The rise of the People’s Republic of China (PRC) as an emerging superpower is posing a range of new challenges to countries like Australia. When compared to the Soviet Union era, there is an entirely new and interactive terrain that is far more complicated to negotiate. While the PRC retains some of the behavioral patterns of the 20th century’s authoritarian regimes — paranoia, hyper-sensitivity, obsessive control — unlike the Soviet Union it has the global economic reach to be able to shift behaviors in other countries without direct or even indirect force. While internal coercion remains a prominent tool of control for Beijing, external coercion is becoming unnecessary for the regime as organizations are beginning to predict the PRC’s sensitivities and preemptively shift their behavior accordingly.

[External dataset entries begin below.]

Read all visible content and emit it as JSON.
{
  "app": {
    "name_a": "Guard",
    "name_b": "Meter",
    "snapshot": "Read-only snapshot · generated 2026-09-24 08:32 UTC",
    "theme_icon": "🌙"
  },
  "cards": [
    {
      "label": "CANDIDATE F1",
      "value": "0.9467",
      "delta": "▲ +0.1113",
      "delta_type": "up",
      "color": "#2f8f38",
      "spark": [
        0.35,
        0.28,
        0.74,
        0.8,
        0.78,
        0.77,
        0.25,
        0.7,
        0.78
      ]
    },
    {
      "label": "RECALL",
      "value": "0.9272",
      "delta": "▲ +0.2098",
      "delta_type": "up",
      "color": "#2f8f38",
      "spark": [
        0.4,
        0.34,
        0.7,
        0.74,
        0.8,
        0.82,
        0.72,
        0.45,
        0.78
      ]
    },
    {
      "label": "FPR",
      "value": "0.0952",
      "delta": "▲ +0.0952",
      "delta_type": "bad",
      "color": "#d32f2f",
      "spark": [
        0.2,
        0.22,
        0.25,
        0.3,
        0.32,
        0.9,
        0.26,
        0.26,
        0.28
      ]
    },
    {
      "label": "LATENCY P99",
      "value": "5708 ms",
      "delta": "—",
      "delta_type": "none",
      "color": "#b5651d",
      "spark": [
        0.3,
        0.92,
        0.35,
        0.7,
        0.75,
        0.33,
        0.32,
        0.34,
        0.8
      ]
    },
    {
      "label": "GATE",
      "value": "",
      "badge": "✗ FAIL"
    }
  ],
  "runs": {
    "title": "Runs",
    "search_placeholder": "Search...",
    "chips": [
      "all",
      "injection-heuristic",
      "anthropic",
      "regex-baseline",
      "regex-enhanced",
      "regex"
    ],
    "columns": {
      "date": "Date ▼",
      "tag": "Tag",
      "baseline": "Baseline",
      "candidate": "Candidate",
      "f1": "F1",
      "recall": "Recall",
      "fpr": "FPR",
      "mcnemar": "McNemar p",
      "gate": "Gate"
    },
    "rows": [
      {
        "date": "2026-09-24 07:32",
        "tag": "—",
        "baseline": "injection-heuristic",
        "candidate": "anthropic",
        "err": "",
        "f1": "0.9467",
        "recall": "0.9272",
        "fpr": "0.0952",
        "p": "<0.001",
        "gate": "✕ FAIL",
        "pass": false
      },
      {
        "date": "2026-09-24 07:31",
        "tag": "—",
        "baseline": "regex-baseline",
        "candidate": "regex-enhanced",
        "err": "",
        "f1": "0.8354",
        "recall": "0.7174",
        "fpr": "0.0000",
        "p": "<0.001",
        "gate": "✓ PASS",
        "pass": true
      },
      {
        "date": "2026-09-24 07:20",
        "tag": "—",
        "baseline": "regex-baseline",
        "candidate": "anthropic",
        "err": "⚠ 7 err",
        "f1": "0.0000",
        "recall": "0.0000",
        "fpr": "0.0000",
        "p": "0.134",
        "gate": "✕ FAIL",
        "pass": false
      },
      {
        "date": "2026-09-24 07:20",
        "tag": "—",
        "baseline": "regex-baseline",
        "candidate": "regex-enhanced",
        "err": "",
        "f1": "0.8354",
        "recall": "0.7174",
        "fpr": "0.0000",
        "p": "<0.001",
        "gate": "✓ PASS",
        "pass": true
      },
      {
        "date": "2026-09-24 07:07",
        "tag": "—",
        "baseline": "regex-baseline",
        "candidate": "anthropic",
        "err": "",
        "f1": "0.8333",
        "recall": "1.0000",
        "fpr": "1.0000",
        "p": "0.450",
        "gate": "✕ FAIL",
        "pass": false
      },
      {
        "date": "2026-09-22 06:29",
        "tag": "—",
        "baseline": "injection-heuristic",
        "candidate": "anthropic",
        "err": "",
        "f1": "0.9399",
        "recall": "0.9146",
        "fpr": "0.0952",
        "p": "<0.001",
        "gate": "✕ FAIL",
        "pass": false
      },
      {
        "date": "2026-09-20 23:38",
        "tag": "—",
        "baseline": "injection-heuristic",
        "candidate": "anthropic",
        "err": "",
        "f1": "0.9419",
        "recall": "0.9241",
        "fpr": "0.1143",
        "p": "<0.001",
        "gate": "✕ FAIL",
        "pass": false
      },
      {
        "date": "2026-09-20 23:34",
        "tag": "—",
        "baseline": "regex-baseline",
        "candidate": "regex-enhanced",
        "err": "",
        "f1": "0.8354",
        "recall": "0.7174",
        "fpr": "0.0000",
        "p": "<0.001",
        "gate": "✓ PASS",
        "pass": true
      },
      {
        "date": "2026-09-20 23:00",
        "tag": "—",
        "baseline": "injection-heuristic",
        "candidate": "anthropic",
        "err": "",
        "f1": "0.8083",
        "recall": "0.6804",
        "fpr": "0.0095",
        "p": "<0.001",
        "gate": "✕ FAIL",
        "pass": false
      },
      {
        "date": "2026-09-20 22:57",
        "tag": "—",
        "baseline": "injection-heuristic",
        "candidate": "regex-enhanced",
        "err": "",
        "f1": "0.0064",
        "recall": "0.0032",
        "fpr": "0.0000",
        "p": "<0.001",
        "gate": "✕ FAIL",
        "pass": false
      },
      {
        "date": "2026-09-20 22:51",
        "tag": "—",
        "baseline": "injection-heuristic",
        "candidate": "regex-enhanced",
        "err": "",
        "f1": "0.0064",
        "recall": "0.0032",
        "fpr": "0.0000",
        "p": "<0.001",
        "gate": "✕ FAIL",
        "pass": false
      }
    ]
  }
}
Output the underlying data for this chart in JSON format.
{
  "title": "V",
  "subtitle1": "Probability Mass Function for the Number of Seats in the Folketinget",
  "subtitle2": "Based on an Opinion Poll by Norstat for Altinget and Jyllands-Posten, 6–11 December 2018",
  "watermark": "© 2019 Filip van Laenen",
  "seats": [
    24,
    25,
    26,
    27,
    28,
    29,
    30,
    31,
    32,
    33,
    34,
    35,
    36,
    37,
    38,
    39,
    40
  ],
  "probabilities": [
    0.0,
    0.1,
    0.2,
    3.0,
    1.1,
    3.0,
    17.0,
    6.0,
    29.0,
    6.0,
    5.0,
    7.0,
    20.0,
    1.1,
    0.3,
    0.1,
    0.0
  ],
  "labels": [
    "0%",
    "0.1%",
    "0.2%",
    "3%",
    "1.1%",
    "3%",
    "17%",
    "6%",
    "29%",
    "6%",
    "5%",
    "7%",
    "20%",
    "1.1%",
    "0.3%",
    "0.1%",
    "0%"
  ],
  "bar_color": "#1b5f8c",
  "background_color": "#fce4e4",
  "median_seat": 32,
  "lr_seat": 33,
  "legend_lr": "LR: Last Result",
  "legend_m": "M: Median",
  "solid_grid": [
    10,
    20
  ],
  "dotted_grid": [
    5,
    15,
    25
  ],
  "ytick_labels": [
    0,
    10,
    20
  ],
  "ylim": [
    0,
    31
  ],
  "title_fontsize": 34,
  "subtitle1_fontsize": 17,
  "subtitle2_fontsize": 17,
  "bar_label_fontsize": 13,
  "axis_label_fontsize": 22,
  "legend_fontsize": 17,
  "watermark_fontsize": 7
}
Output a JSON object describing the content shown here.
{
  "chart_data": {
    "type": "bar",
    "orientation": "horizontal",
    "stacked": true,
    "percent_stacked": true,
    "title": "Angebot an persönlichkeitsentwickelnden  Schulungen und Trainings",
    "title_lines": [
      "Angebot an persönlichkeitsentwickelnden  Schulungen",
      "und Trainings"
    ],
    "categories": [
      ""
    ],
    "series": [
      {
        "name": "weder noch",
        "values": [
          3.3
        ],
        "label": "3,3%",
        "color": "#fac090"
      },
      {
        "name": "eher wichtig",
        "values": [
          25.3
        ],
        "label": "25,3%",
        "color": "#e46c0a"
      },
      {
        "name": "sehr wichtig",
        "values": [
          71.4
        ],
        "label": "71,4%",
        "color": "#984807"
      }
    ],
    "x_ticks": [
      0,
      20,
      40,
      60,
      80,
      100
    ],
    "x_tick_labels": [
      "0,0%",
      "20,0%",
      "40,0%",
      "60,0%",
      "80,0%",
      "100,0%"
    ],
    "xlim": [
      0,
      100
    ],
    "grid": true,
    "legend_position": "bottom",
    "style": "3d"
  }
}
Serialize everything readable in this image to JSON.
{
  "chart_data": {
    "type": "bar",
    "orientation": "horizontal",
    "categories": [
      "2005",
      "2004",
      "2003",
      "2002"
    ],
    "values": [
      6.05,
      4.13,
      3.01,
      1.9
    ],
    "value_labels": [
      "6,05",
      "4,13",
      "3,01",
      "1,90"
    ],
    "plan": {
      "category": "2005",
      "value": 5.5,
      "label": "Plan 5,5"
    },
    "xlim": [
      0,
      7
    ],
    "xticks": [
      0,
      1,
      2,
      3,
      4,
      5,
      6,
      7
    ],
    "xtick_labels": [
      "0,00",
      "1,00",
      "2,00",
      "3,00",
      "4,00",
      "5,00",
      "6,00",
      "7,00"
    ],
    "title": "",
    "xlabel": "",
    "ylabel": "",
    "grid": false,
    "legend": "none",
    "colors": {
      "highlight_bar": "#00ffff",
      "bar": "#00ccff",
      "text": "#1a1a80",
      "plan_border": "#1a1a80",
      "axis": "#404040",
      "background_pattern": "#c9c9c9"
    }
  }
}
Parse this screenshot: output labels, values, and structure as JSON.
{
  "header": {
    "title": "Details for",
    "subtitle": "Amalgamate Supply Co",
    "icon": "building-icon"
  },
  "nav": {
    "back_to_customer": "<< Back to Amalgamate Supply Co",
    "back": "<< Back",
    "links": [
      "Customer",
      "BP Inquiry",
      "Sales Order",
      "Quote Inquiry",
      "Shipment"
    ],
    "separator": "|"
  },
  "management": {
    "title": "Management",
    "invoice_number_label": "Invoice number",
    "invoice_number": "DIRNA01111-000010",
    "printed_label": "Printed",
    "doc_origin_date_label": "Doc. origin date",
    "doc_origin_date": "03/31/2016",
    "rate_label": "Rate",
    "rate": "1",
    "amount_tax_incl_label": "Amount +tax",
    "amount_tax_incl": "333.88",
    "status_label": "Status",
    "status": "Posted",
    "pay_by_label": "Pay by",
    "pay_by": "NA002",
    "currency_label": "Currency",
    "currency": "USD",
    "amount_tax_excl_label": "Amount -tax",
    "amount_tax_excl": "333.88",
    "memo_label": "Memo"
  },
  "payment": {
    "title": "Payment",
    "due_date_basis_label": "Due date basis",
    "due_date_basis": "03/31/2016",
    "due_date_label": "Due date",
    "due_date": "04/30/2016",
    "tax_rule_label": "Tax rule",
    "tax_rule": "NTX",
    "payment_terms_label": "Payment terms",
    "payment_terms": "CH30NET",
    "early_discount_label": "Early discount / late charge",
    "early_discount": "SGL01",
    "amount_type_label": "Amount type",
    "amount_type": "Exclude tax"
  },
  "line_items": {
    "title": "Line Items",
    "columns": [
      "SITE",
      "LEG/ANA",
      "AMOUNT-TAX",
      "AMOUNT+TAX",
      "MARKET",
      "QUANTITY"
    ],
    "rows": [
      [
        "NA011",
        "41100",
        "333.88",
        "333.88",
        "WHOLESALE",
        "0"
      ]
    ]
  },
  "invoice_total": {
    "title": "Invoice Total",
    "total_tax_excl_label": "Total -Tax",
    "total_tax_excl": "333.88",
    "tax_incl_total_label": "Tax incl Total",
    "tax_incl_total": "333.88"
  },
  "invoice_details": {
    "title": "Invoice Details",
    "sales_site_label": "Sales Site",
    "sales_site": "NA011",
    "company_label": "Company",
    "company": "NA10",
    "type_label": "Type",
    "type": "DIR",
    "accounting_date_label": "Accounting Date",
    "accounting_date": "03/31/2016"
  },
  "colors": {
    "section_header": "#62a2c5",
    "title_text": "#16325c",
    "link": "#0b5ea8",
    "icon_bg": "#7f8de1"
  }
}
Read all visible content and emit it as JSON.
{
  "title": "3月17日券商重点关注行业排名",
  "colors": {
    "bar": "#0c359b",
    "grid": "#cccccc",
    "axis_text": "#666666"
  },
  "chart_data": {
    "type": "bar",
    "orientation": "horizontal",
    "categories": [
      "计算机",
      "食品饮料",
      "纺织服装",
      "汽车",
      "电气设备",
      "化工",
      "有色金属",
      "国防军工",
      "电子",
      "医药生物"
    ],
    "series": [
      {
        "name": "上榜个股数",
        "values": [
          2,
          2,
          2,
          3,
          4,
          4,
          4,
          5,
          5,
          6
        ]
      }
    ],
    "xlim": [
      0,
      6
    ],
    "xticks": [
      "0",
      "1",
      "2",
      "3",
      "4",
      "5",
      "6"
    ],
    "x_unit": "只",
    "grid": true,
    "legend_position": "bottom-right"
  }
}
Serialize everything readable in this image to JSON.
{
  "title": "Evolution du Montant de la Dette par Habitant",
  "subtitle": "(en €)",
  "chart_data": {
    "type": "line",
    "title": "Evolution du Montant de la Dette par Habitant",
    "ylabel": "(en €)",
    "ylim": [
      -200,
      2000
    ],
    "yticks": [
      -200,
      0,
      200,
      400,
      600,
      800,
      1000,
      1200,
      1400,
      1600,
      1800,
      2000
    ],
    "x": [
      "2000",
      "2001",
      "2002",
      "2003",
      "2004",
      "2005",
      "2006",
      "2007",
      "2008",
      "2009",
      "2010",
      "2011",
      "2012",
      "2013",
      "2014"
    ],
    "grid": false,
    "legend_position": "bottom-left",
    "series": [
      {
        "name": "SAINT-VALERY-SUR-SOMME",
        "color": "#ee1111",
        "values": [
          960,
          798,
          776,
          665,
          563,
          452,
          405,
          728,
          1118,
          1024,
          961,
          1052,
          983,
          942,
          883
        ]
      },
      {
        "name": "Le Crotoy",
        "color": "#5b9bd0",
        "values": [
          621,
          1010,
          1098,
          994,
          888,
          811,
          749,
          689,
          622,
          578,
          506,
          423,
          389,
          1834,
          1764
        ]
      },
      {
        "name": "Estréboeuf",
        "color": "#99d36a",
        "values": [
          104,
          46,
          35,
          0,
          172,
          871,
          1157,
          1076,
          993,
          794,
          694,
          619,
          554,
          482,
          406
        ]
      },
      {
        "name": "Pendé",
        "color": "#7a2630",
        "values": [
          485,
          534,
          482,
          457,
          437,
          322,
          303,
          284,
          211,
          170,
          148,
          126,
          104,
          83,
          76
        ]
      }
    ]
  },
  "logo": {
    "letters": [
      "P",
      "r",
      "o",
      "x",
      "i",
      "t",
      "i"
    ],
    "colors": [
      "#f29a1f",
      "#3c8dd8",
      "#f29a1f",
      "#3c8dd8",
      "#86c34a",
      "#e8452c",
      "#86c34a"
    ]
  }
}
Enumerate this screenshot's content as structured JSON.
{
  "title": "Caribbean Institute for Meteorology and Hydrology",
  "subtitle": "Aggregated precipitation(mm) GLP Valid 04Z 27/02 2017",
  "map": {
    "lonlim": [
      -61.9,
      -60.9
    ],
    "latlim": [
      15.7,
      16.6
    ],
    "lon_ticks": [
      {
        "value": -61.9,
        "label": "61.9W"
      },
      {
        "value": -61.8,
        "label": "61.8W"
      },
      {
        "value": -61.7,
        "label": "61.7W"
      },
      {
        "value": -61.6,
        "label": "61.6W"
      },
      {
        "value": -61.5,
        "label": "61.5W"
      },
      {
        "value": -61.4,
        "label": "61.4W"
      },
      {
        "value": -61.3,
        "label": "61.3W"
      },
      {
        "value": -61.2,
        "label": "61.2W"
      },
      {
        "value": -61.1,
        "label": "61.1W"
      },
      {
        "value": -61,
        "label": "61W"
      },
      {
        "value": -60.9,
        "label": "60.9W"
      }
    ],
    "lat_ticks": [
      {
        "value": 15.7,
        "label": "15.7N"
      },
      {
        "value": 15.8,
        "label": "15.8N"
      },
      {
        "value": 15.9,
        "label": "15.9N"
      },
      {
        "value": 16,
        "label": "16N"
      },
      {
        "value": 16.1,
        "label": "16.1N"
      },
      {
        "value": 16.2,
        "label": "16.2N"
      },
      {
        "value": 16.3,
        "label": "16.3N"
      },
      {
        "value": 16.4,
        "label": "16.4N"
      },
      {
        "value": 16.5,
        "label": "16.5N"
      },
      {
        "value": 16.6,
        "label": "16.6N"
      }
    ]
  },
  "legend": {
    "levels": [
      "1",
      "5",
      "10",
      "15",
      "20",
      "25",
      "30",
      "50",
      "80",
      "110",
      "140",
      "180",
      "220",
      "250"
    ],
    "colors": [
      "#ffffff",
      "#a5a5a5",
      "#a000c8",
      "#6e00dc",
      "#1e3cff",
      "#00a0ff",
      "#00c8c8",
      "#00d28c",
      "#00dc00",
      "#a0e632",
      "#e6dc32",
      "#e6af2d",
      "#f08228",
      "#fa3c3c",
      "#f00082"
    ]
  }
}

Last week in Melbourne there was a demonstration of this compliance: It was revealed that one of the city’s elite private schools, Caulfield Grammar, had abandoned its plans to name a new aquatic center after its former student and Olympic gold medalist, Mack Horton. At last year’s World Aquatics Championships Horton became a figure of scorn in China after his refusal to share the medals podium with Chinese swimmer Sun Yang, who had been suspected of using performance enhancing drugs. Yang had been banned for three months in 2014 for using performance enhancing drugs, and early last year a leaked report alleged that Yang smashed blood samples with a hammer after being visited by official testers. In November, Yang appeared at the Court of Arbitration of Sport in Switzerland to defend himself against these allegations. The result of the hearing has yet to be released.
Caulfield Grammar’s decision to not honor one of its prominent former students can be seen as one in which the school predicted a backlash from China due to the hostility that has emerged toward Horton. Instead the school sought to defend its financial interests. In 1998 the school became the first Australian secondary education institution to establish a footprint in the PRC with a campus in Nanjing that is linked to Nanjing Middle School. Since then it has also sent its Year 9 students (14-15 year olds) on a five-week, language and cultural immersion program at the campus’s boarding facility. These are positive initiatives that make a serious contribution to Chinese literacy in Australia, and Australian literacy in China. But they have clearly become problematic due to the nature of the Chinese government’s sensitivities.
For private organizations there is an understandable predisposition toward protecting their commercial interests, and this will often require making undignified decisions that factor in the sensitivities of the Chinese Communist Party (CCP), as well as the “grievance nationalism” the CCP ferments and which was on display during last year’s World Aquatics Championships. Although for educational institutions there should be an awareness about what values this kind of decision-making could be advancing. However, the behavior of these organizations has a way of aggregating to create a larger culture of compliance within the country, and this culture can influence and cloud the judgement of the state.
In an extraordinary decision, on Friday last week the government of the state of Victoria decided to shine the colors of the PRC flag across a number of Melbourne’s landmark buildings to demonstrate solidarity with Chinese-Victorians whose businesses had been (unfortunately and ridiculously) avoided due to the coronavirus outbreak. The impulse to demonstrate solidarity with the local Chinese community was a positive one, yet the way in which this was demonstrated was both strange and troubling.
The display was strange because there are a considerable number of Chinese-Victorians who are not from the PRC, and many of those who are could be assumed to have emigrated to Australia to get away from the CCP. The light show was troubling because by conflating the flag of the PRC with all people of Chinese background, the Victorian government was submitting itself to the CCP’s desire to be seen as the sole voice of all ethnic Chinese. Alongside this, it also suggested that the identity of people of Chinese background in Victoria was tied to the symbols of the PRC, rather than the symbols of Australia. At best this action was naïve, but the Victorian government is well-resourced enough that naivety should not be an excuse for its decision-making.
Both the incidents involving Caulfield Grammar and the Victorian government provide a good indication of how the influence of the CCP is exerting itself on Australia. These instances demonstrate how organizations second guess their own inclinations to factor in CCP sensitivities, how the party’s controlling ambitions can be normalized by the actions of other governments, and how these actions only embolden Beijing further. This, combined with the recognition that Washington’s current disengaging behavior might be its new normal, may force Australia to start making greater concessions to the rising regional hegemon, and in turn make these forms of compliance Australia’s new normal.